If you look closely through the garbage that carpets Dead Horse Bay, you can actually find equine remains. But these water-worn vertebrae and dislocated sockets aren’t some quirk of the ecosystem. The marshland — situated on the western shore of Brooklyn’s Barren Island — got its morbid moniker after local horse-rendering plants began dumping leftover bones there in the 1850s.

It’s also been called “bottle beach” in recent decades due to the mantle of mostly glassware that has swept ashore from a nearby 1920s landfill project. Besides the stray Bud Light Lime, most of the flotsam and jetsam date back to the 1950s and earlier.

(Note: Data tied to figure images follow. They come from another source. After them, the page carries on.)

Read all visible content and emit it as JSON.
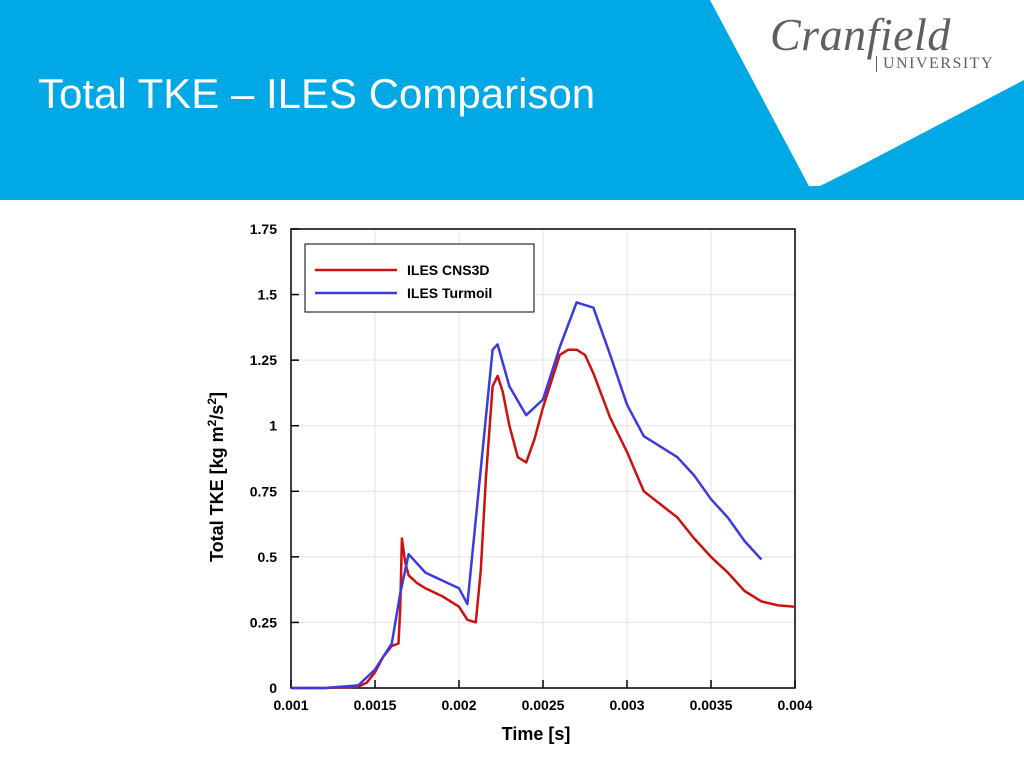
{
  "slide": {
    "title": "Total TKE – ILES Comparison",
    "header_color": "#00a9e6",
    "logo_main": "Cranfield",
    "logo_sub": "UNIVERSITY"
  },
  "chart_data": {
    "type": "line",
    "xlabel": "Time [s]",
    "ylabel_prefix": "Total TKE  [kg m",
    "ylabel_mid": "/s",
    "ylabel_end": "]",
    "ylabel_sup": "2",
    "xlim": [
      0.001,
      0.004
    ],
    "ylim": [
      0,
      1.75
    ],
    "xticks": [
      {
        "value": 0.001,
        "label": "0.001"
      },
      {
        "value": 0.0015,
        "label": "0.0015"
      },
      {
        "value": 0.002,
        "label": "0.002"
      },
      {
        "value": 0.0025,
        "label": "0.0025"
      },
      {
        "value": 0.003,
        "label": "0.003"
      },
      {
        "value": 0.0035,
        "label": "0.0035"
      },
      {
        "value": 0.004,
        "label": "0.004"
      }
    ],
    "yticks": [
      {
        "value": 0,
        "label": "0"
      },
      {
        "value": 0.25,
        "label": "0.25"
      },
      {
        "value": 0.5,
        "label": "0.5"
      },
      {
        "value": 0.75,
        "label": "0.75"
      },
      {
        "value": 1,
        "label": "1"
      },
      {
        "value": 1.25,
        "label": "1.25"
      },
      {
        "value": 1.5,
        "label": "1.5"
      },
      {
        "value": 1.75,
        "label": "1.75"
      }
    ],
    "grid": true,
    "legend_position": "top-left",
    "series": [
      {
        "name": "ILES CNS3D",
        "color": "#cc1111",
        "x": [
          0.001,
          0.0012,
          0.0014,
          0.00145,
          0.0015,
          0.00155,
          0.0016,
          0.00164,
          0.00165,
          0.00166,
          0.00168,
          0.0017,
          0.00175,
          0.0018,
          0.0019,
          0.002,
          0.00205,
          0.0021,
          0.00213,
          0.00216,
          0.0022,
          0.00223,
          0.00226,
          0.0023,
          0.00235,
          0.0024,
          0.00245,
          0.0025,
          0.0026,
          0.00265,
          0.0027,
          0.00275,
          0.0028,
          0.0029,
          0.003,
          0.0031,
          0.0032,
          0.0033,
          0.0034,
          0.0035,
          0.0036,
          0.0037,
          0.0038,
          0.0039,
          0.004
        ],
        "y": [
          0,
          0,
          0.005,
          0.02,
          0.06,
          0.12,
          0.16,
          0.17,
          0.3,
          0.57,
          0.48,
          0.43,
          0.4,
          0.38,
          0.35,
          0.31,
          0.26,
          0.25,
          0.45,
          0.8,
          1.15,
          1.19,
          1.13,
          1.0,
          0.88,
          0.86,
          0.95,
          1.07,
          1.27,
          1.29,
          1.29,
          1.27,
          1.2,
          1.03,
          0.9,
          0.75,
          0.7,
          0.65,
          0.57,
          0.5,
          0.44,
          0.37,
          0.33,
          0.315,
          0.31
        ]
      },
      {
        "name": "ILES Turmoil",
        "color": "#3b3be0",
        "x": [
          0.001,
          0.0012,
          0.0014,
          0.0015,
          0.0016,
          0.00165,
          0.0017,
          0.0018,
          0.0019,
          0.002,
          0.00205,
          0.0022,
          0.00223,
          0.0023,
          0.0024,
          0.0025,
          0.0026,
          0.0027,
          0.0028,
          0.0029,
          0.003,
          0.0031,
          0.0032,
          0.0033,
          0.0034,
          0.0035,
          0.0036,
          0.0037,
          0.0038
        ],
        "y": [
          0,
          0,
          0.01,
          0.07,
          0.17,
          0.36,
          0.51,
          0.44,
          0.41,
          0.38,
          0.32,
          1.29,
          1.31,
          1.15,
          1.04,
          1.1,
          1.3,
          1.47,
          1.45,
          1.27,
          1.08,
          0.96,
          0.92,
          0.88,
          0.81,
          0.72,
          0.65,
          0.56,
          0.49
        ]
      }
    ]
  }
}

Of course one era’s junk can be another’s treasure, or at least our staff hoped so during a recent field trip. Summer fellow Yvette Cabrera pitched the idea for a photo essay after she’d salvaged serving trays, utensils and mostly intact glass jars on a trip with friends. Our team agreed that the prospect of functional housewares washed up on a semi-obscure, nearby beach seemed like visual storytelling gold.

The findings, which will run in our next issue, aren’t typical lifestyle magazine material. They’re trash, to be sure, but they’re also food-and-drink-related time capsules, chock-full of our local past (as well as acrid sludge and live crabs, as we soon discovered). The antiquarian who agreed to demystify our wares — and who we found after over 10 others turned us down — said it best: “It is junk. That’s what it is. But it’s junk that’s part of our history … [it tells] a story.”

Ariel Lauren Wilson

Lauren is the former editor-in-chief of Edible Manhattan and Edible Brooklyn.